1. Negative slope means the probability goes down as $x$ increases.
1. The negative intercept makes the probability at $x=0$ tiny, so the curve shifts right.
1. The bigger slope means the probability increases faster as $x$ increases, so steep curve.
1. The itty bitty slope means the probability increases slower as $x$ increases, so flatter curve.

ROC

WANANA doctor

Causal-sounding language that makes the prediction sound like a guarantee.
A one unit (which is measured in thousands of characters here) increase in the predictor is associated with a decrease by -0.0621 in the estimated log-odds, not the probability.
Holding bill length constant, a one unit increase in flipper length is associated with a 48.14 gram increase in body mass, on average.
1.74 is not the slope between flipper length and body mass for Chinstrap penguins. It’s the adjustment that must be made to the baseline slope of 32.8 in order to get the Chinstrap slope. Those interaction terms are slope adjusters, not slopes themselves.
$R^2$ is percent of variation in the response that is explained by the model. mpg is the predictor here (since it’s to the right of the tilde).
$e^{-2.218}\approx 0.10886$ is the odds of the email being spam. The probability would be

\[ \frac{e^{-2.218}}{1+e^{-2.218}}\approx 0.098. \]

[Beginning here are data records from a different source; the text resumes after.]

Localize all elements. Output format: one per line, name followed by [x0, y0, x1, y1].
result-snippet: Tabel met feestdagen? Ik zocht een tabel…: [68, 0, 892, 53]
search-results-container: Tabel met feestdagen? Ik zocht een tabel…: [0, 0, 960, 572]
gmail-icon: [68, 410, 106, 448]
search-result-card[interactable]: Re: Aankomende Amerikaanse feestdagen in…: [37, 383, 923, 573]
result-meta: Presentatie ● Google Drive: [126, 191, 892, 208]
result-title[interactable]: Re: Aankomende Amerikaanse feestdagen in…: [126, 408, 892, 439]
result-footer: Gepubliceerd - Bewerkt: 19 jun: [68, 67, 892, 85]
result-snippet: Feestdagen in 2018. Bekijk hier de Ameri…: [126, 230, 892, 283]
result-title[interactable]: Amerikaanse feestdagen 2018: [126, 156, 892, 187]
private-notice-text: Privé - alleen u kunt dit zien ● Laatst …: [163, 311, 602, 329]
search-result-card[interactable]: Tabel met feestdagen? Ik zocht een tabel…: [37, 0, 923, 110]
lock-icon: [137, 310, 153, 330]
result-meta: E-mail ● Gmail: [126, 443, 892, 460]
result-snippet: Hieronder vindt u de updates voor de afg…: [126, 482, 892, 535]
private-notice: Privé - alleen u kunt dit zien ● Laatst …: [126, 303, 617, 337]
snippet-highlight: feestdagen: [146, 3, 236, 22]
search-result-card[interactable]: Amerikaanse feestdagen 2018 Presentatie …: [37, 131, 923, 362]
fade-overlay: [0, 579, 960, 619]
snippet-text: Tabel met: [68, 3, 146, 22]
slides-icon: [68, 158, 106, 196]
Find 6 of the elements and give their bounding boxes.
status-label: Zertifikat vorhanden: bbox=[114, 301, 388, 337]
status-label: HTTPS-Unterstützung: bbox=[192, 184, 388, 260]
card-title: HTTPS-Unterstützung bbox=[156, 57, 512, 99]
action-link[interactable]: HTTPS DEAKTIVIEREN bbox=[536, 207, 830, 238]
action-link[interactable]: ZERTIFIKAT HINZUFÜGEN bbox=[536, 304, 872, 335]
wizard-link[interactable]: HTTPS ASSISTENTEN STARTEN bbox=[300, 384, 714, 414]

The base level is female, not male, so the intercept applies to the female penguins.
Correlation applies to pairs of numerical variables. We don’t talk about correlation between three variables. Since this is multiple linear regression instead of simple, we cannot interpret the $R^2$ as literally the square of a correlation coefficient.

Data analysis

Blizzard

(c) For every additional $1,000 of annual salary, the model predicts the raise to be higher, on average, by 0.0155%.
(d) $R^2$ of raise_2_fit is higher than $R^2$ of raise_1_fit since raise_2_fit has one more predictor
The reference level of performance_rating is High, since it’s the first level alphabetically. Therefore, the coefficient -2.40% is the predicted difference in raise comparing High to Successful. In this context a negative coefficient makes sense since we would expect those with High performance rating to get higher raises than those with Successful performance.
(a) “Poor”, “Successful”, “High”, “Top”.
(c) Option 3. It’s a linear model with no interaction effect, so parallel lines. And since the slope for salary_typeSalaried is positive, its intercept is higher. The equations of the lines are as follows:
- Hourly: \[ \begin{align*} \widehat{percent\_incr} &= 1.24 + 0.0000137 \times annual\_salary + 0.913 \times salary\_typeSalaried \\ &= 1.24 + 0.0000137 \times annual\_salary + 0.913 \times 0 \\ &= 1.24 + 0.0000137 \times annual\_salary \end{align*} \]
- Salaried: \[ \begin{align*} \widehat{percent\_incr} &= 1.24 + 0.0000137 \times annual\_salary + 0.913 \times salary\_typeSalaried \\ &= 1.24 + 0.0000137 \times annual\_salary + 0.913 \times 1 \\ &= 2.153 + 0.0000137 \times annual\_salary \end{align*} \]
(c) The model predicts that the percentage increase employees with Successful performance get, on average, is higher by a factor of 1025 compared to the employees with Poor performance rating.

Movies

(d) as.numeric(str_remove(runtime, " mins"))
(e) Blue City $>$ Rang De Basanti $>$ Winter Sleep
(b) 31% of the variability in movie scores is explained by their runtime.
(a) summarize
(b) A value between 0 and 0.434.
(e) G-rated movies that are 0 minutes in length are predicted to score, on average, 4.525 points.
(c) All else held constant, for each additional minute of runtime, movie scores will be higher by 0.021 points on average.
(c) is greater than
(a) $\widehat{score} = (4.525 - 0.257) + 0.021 \times runtime$